Стиснув губы зубами, обе поднялись одновременно.
В тот же миг Диана пробилась за клинок Даниила, и, хватив когтями по горлу, отшвырнула окровавленного бета в сторону.
Алиса отшатнулась, становясь спиной к дереву и сводя перед собой напряжённые кисти. Краем взгляда посмотрела на бета. Даниил лежал плашмя на животе, и только пальцы, вяло скребущие возле горла окровавленную землю, говорили о том, что он в сознании.
— Остановитесь!
Голос наставника Борислава пришёлся на тот краткий момент тишины и недвижимости, что бывает перед смертельным рывком.

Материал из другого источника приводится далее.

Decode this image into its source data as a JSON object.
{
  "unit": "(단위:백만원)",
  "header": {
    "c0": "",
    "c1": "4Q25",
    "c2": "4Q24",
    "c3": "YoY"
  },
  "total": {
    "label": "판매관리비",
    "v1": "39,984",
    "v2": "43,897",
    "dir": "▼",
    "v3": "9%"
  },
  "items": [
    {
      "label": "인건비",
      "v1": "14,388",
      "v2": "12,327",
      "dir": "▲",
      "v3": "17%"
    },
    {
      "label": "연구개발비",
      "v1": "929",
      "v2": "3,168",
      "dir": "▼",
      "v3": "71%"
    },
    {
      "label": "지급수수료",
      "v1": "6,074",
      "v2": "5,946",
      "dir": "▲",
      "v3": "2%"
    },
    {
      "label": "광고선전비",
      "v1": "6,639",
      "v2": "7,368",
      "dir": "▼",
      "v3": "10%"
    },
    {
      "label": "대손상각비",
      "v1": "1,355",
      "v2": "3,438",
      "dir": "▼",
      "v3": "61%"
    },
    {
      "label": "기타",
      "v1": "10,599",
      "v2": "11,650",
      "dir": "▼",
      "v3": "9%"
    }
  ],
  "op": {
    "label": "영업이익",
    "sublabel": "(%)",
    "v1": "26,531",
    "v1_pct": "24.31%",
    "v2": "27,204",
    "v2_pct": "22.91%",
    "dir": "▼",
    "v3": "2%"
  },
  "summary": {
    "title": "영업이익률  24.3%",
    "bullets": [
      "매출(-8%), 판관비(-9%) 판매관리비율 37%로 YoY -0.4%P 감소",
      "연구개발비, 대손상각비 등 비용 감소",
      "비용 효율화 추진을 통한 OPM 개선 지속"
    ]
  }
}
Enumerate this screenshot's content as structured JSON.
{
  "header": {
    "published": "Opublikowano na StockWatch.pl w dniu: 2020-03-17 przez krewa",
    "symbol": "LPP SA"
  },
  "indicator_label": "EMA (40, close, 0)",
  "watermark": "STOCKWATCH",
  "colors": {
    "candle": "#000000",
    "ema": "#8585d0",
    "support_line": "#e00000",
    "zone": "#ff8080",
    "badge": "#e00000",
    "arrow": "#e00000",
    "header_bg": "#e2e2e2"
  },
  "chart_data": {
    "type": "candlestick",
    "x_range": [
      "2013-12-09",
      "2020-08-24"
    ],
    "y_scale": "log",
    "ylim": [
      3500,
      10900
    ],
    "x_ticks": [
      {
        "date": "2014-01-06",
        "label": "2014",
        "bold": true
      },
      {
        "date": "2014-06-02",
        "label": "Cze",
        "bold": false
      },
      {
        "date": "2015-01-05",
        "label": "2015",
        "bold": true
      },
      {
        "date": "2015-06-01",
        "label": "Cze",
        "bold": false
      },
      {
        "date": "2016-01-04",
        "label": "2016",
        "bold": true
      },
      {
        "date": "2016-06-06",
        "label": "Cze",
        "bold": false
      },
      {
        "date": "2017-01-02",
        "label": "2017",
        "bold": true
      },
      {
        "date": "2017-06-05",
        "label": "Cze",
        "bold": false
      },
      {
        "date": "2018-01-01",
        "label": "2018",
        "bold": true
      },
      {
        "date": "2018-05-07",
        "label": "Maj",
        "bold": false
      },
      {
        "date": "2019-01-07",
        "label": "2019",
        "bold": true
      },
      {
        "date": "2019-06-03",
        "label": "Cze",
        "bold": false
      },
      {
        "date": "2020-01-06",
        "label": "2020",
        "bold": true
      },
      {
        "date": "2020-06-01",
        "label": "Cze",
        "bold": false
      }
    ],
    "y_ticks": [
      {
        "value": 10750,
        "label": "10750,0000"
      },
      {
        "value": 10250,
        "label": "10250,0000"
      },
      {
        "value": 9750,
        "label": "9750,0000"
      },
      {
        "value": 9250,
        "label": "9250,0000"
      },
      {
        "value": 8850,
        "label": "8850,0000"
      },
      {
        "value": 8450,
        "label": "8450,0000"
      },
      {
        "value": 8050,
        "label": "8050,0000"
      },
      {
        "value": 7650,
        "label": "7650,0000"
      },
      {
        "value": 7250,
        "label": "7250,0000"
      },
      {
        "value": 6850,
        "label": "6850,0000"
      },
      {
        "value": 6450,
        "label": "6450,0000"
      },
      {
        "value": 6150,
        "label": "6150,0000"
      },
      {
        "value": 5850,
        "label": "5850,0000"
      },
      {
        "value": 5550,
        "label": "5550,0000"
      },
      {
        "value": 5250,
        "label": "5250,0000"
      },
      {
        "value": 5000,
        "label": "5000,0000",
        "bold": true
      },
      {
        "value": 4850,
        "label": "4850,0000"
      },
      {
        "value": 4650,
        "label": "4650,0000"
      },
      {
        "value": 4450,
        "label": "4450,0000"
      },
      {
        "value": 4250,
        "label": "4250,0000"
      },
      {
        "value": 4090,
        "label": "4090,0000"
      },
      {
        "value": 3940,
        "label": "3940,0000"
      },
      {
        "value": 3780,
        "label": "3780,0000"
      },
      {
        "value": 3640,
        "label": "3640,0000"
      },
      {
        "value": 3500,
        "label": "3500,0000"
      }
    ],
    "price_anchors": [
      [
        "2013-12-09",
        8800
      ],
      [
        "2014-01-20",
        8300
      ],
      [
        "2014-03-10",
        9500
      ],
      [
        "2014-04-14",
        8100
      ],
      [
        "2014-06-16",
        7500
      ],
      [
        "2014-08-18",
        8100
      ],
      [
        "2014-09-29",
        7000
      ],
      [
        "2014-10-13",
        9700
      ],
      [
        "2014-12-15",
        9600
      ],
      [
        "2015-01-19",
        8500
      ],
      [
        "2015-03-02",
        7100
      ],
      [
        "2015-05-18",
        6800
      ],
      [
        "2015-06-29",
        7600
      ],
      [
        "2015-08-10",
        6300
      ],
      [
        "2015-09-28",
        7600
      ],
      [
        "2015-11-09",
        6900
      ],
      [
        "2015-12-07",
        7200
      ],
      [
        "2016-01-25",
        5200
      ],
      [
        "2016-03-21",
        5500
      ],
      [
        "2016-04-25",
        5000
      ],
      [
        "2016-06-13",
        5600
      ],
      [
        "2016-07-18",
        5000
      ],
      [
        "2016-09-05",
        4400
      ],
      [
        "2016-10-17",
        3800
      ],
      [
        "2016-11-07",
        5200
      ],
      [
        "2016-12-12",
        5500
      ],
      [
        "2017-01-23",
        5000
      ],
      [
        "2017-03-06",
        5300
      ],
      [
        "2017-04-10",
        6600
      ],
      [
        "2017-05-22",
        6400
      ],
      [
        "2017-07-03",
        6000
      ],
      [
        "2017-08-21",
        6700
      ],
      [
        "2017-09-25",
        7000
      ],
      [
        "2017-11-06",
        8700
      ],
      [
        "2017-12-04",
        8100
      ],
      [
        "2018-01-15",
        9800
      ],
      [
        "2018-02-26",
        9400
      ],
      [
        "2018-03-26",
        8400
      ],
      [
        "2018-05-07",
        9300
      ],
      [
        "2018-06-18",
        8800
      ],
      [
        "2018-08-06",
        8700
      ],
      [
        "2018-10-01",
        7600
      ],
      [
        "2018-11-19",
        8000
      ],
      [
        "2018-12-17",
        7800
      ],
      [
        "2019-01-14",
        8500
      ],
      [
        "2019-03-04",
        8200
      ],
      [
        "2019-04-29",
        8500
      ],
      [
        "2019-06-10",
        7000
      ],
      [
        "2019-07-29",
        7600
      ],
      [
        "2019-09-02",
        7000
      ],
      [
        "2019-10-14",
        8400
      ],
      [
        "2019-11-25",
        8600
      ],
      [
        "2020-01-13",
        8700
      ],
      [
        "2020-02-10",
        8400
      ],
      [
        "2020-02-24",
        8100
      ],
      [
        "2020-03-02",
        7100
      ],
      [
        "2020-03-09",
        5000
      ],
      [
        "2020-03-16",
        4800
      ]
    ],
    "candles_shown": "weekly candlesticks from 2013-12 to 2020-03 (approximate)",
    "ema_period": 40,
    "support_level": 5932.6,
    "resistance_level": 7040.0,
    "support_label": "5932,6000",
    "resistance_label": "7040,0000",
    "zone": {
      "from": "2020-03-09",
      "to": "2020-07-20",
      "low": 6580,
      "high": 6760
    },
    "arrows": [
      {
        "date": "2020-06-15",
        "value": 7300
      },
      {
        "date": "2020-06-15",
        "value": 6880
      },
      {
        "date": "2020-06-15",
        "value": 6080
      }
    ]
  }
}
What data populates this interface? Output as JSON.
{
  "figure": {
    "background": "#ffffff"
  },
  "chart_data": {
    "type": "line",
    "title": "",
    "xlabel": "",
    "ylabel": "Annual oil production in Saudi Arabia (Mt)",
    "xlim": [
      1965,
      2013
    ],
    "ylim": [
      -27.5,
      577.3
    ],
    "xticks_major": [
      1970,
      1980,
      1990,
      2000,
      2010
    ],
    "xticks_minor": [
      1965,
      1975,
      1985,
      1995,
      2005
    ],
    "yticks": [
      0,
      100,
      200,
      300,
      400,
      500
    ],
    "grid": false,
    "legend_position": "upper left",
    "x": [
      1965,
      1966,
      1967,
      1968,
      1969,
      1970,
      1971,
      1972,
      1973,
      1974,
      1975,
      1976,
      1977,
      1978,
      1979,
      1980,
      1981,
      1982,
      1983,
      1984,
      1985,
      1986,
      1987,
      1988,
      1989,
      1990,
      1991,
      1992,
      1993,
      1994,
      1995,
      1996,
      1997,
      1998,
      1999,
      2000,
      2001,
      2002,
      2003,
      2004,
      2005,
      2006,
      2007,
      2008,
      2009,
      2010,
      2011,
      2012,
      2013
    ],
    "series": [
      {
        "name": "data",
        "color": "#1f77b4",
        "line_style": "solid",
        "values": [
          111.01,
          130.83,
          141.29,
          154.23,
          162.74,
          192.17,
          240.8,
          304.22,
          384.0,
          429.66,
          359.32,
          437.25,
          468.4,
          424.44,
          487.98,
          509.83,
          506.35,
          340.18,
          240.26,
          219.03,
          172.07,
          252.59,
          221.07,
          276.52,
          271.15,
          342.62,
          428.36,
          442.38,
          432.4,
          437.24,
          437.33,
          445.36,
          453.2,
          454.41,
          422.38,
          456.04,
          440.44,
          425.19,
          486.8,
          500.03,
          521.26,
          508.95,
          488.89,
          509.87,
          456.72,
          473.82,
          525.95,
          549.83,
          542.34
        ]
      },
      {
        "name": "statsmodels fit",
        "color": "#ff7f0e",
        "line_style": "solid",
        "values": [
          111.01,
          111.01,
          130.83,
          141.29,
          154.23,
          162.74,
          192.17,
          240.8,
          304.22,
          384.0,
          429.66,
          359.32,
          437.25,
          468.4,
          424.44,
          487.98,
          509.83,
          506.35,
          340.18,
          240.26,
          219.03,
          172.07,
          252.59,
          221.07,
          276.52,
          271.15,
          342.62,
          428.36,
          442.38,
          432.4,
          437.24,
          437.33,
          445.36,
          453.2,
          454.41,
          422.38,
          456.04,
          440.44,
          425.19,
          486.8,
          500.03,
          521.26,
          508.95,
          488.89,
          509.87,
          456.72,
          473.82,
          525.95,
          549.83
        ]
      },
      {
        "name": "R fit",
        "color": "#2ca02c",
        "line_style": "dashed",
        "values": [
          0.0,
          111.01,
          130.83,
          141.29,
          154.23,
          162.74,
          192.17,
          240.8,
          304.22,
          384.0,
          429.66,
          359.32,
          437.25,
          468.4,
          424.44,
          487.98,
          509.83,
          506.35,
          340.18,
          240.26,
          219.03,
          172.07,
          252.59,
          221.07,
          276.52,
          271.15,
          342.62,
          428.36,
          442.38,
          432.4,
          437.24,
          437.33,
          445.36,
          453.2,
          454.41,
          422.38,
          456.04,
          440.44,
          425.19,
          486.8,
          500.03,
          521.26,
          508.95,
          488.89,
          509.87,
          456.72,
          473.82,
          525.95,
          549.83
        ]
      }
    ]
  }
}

Алиса рыскнула глазами по периферии полянки. Тёмные фигуры не таились, уверенно держа их на прицелах. Храмовники.
— Йах Алиса! Бет! Вы окружены. Сопротивление приведёт к тому, что убивать вас будут здесь.
Сквозь туман, вглядываясь в темноту, Алиса передёрнула плечами. Не лучшая доля — долго, болезненно, страшно. Пока не порвут на лоскуты и не сожгут всё то, чем живо тело йаха. И умение закрываться от боли не поможет.
— Я предлагаю вам пойти с нами по собственной воле — искренне и честно, — продолжал наставник Борислав. — И даю слово командора, что ваше упокоение будет проведено во сне, как должно уходить преданным.
Алиса сглотнула и снова посмотрела на бета. Потом — на остановившихся перед ней Диану и Лилию. Обе были похожи на замерших роботов, ждущих команды. И эта механистичность пронзила её страхом. Впервые после долгой разлуки встретив своих сестёр, она вдруг до небывалой ясности поняла, насколько они были различны. И, хотя, будучи ещё инициатором, она и сама под приказом становилась в чём-то похожей на куклу, которую дёргают за верёвочки, но всё-таки жизни в ней было больше. Живыми тут из йахов оставались лишь двое — она и бет, оба едва способные двигаться.
— Согласна…
Командор Борислав дал знак храмовникам и один из них сдвинулся с места, шагая к йахам.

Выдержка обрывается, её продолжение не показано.